Chandler spoke to SGA about issues of diversity and systemic racism, including these issues relation to the ongoing pandemic.
“At one point, 70% of the people who had contracted COVID in South Dakota were people of color,” Chandler said. “And it wasn’t because of comorbidities or because of pre-existing conditions, but it was because people of color work in the industries that are considered essential that were forced to remain open.”
Chandler also spoke about an incident from spring semester of a USD student using racist language.
SGA President Abuk Jiel said SGA is only starting to open up conversations about diversity and discrimination on campus.
“I really do think that for SGA specifically, the true work starts once we’ve been in our workshop and we’ve got those conversations started, that way we can implement change,” Jiel said.
The Cultural Wellness Coalition, who organized last Wednesday’s Justice for Black Lives march, approached SGA seeking to become a student organization officially. They were directed to special appropriations.
SGA passed Senate Bill 55, which restricts use of SGA funds by third party organizations for philanthropic purposes.
Resolution 1 to support university efforts to combat COVID-19 was passed.
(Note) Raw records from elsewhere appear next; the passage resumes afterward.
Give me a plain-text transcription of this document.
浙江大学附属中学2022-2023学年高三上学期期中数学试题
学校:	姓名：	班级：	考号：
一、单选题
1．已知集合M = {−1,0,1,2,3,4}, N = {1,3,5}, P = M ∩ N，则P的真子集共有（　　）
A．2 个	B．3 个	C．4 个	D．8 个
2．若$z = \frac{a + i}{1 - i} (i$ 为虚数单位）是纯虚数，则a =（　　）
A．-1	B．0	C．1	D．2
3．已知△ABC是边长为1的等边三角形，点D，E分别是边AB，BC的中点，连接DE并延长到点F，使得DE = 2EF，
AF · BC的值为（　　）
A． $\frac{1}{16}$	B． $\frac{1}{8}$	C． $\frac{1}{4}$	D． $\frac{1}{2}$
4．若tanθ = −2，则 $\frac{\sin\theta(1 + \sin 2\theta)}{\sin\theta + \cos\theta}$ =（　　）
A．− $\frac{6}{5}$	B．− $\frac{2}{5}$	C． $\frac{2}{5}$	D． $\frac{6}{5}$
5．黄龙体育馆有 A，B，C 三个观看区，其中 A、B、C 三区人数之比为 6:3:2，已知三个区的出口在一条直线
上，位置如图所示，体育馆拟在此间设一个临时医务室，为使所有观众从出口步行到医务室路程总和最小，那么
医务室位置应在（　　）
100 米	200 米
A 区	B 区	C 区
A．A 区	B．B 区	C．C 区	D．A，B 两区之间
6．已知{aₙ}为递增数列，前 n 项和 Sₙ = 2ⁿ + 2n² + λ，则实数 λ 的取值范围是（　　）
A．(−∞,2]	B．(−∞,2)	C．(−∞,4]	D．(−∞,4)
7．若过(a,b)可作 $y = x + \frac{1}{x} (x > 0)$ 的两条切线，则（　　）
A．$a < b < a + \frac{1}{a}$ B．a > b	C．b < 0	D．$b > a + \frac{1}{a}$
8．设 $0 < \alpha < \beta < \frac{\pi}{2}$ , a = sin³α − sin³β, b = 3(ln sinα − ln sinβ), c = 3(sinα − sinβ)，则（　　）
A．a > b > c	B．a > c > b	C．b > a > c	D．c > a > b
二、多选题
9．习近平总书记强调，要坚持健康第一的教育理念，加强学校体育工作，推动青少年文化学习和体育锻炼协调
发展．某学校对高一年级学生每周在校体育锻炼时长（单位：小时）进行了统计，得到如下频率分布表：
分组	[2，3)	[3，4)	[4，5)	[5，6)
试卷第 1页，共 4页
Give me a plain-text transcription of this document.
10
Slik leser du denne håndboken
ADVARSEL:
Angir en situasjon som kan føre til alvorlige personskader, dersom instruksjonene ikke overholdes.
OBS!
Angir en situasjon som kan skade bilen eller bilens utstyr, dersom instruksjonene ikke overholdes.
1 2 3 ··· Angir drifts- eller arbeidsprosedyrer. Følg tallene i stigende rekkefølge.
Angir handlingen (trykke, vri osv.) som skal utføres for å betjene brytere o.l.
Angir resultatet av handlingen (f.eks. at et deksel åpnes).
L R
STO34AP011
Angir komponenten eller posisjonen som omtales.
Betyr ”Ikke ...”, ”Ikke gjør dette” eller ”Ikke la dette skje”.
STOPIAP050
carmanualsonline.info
The resolution supports the continuation of face covering requirements, along with stricter enforcement protocols.
Senator Addison Miller introduced Senate Bill 60 to allow transparency in elections. This bill would require a full report of results for SGA senate and executive elections, including vote tallies and percentages.
Miller also introduced a resolution to commemorate Marcus Destin for being a student voice for change and a resolution to commemorate the Cultural Wellness Coalition.
SGA moved on to discuss planning for the spring semester. Preliminary plans made by the university exclude a spring break and end a week early. which may be unfair to students who have already made plans, but would increase student safety by limiting travel.